The microphone is one of the most useful modern inventions. Initially, the technology was used to record human speech or songs and enabled telecommunication between people. However, thanks to recent advances in computing, it’s now possible to use microphones to control smart devices in and around our houses. You can have rich interactions with voice-enabled devices and send vocal commands to search things online, play a certain podcast, or even adjust your home’s thermostat. Microphones are so ubiquitous nowadays, it’s almost ridiculous. They’re not only in devices we carry around with us all the time such as phones, tablets, watches, and headphones, but also in remote controls, speakers, cars, and even in toys and household appliances.
In fact, maybe it is ridiculous.
While there’s no denying these microphone-enabled devices are useful, opaque communication protocols raise important question marks as to how all of this audio data is stored and used. Many people are aware that audio recordings can be used for tracking, consumer behavior profiling, and serving targetted advertising. But there’s much more you can do with just a few samples of a person’s speech — and some applications are more nefarious.
By tuning into your voice, AI tools can infer personality traits, moods and emotions, age and gender, drug use, native language, socioeconomic status, mental and physical state, and a range of other features with fairly high accuracy. If a human can spot these things from a person’s voice, so can an automated system. In some instances, you don’t even need a mic. Researchers have shown that just by using a phone’s accelerometer data, it is possible to reconstruct ambient speech, which can later be used for various purposes from customer profiling to unauthorized surveillance.
No one is saying that tech giants or state entities are doing this, but the fact that they could is backed up by studies and evidence from “ethical hackers”. These are important privacy concerns — and most people aren’t aware of them, according to a new study conducted by researchers in Germany.
The researchers led by Jacob Leon Kröger conducted a nationally representative survey on 683 individuals in the UK to see how aware they were of the inferential power of voice and speech analysis. Only 18.7% of participants were at least “somewhat aware” that information pertaining to an individual’s physical and mental health can be gleaned from voice recordings. Nearly 42.5% didn’t even think that such a thing was ever possible. Even among participants with experience in computer science, data mining, and IT security, their level of awareness of what kind of information can be inferred from their vocal recordings was astonishingly low.
After the survey, each participant watched a brief educational video explaining how vocal analysis can expose potentially sensitive personal information. But even after watching the video, the participants only expressed “moderate” privacy concerns, although most expressed a lower intention to use voice-enabled devices than before embarking on the survey.
It’s not like the participants didn’t care at all about their privacy though. “An analysis of open text responses, unconcerned reactions seem to be largely explained by knowledge gaps about possible data misuses,” the researchers wrote in their study that appeared in the journal Proceedings on Privacy Enhancing Technologies.

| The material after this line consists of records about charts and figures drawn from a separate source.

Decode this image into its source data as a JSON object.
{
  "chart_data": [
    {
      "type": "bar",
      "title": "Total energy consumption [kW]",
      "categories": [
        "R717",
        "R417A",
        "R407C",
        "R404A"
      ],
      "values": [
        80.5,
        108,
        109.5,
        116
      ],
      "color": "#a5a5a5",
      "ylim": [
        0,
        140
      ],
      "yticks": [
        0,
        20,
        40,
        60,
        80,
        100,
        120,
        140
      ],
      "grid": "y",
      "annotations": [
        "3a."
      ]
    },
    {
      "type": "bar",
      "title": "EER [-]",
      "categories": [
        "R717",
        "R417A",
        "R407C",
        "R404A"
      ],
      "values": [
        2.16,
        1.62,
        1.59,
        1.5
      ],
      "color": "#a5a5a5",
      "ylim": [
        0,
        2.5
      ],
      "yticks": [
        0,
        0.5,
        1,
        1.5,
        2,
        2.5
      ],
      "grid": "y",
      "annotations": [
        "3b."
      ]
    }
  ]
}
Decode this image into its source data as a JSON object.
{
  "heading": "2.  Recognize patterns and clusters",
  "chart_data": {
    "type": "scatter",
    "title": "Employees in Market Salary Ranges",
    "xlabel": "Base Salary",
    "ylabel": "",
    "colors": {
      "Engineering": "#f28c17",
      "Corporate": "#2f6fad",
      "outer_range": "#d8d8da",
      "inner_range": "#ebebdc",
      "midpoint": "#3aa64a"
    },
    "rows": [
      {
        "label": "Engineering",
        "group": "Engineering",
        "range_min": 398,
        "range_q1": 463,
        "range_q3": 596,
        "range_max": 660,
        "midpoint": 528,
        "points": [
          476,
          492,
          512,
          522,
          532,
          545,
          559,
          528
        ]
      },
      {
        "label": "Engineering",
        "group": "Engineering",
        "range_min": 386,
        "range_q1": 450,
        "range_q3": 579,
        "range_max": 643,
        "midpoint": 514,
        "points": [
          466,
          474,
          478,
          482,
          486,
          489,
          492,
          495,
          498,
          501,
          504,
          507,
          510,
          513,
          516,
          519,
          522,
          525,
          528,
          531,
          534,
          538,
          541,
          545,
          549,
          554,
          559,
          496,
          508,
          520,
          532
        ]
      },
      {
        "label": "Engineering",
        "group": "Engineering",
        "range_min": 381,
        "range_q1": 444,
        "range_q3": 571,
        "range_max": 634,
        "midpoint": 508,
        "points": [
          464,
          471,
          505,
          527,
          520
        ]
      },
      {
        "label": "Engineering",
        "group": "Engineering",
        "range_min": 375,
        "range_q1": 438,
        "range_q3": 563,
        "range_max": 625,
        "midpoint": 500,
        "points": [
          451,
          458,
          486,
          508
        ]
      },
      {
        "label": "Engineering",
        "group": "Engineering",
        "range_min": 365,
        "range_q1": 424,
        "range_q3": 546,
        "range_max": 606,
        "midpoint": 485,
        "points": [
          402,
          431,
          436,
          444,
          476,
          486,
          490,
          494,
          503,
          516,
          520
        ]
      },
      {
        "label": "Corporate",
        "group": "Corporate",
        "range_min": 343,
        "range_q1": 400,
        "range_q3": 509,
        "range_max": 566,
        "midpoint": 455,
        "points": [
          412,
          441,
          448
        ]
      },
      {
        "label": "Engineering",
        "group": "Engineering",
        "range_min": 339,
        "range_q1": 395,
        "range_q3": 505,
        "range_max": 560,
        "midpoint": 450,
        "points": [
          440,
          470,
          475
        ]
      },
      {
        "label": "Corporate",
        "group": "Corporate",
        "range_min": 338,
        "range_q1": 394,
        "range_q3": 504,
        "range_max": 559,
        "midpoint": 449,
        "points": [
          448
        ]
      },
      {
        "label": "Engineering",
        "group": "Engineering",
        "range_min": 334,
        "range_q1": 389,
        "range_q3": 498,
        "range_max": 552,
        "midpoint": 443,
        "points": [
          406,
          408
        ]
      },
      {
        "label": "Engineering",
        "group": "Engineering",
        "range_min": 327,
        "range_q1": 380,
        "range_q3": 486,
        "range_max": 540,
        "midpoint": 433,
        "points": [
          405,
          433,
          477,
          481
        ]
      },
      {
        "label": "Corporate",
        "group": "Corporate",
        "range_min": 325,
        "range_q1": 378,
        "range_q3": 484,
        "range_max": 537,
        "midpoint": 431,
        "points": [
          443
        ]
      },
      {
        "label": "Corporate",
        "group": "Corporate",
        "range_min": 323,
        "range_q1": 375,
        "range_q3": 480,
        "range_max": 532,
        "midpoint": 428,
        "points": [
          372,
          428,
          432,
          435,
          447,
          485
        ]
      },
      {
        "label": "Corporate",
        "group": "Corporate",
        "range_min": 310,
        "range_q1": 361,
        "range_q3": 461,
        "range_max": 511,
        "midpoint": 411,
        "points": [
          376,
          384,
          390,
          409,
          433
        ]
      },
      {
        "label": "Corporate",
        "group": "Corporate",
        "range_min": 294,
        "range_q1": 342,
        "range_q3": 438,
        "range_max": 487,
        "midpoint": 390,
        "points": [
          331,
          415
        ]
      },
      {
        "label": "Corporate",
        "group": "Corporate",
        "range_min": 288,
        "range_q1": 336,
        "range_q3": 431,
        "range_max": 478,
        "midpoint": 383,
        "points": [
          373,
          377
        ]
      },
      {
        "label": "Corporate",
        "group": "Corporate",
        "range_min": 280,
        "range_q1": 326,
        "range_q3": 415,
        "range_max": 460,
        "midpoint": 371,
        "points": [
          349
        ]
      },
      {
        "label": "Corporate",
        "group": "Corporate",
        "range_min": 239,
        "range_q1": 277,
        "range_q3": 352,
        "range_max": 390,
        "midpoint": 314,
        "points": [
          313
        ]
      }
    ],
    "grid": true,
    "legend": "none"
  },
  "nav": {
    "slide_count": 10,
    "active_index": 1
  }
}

A lot of apps ask for access to your microphone and just like we all often agree to a 5,000-word terms and conditions document without reading it, most voluntarily bug their phone or home. The German researchers found it striking that many participants did not offer a solid justification for their reported lack of privacy concern, which points to misconceptions and false senses of security.
“In discussing the regulatory implications of our findings, we challenge the notion of “informed consent” to data processing. We also argue that inferences about individuals need to be legally recognized as personal data and protected accordingly,” the authors wrote.
“To prevent consent from being used as a loophole to excessively reap data from unwitting individuals, alternative and complementary technical, organizational, and regulatory safeguards urgently need to be developed. At the very least, inferred information relating to an individual should be classified as personal data by law, subject to corresponding protections and transparency rights,” they added.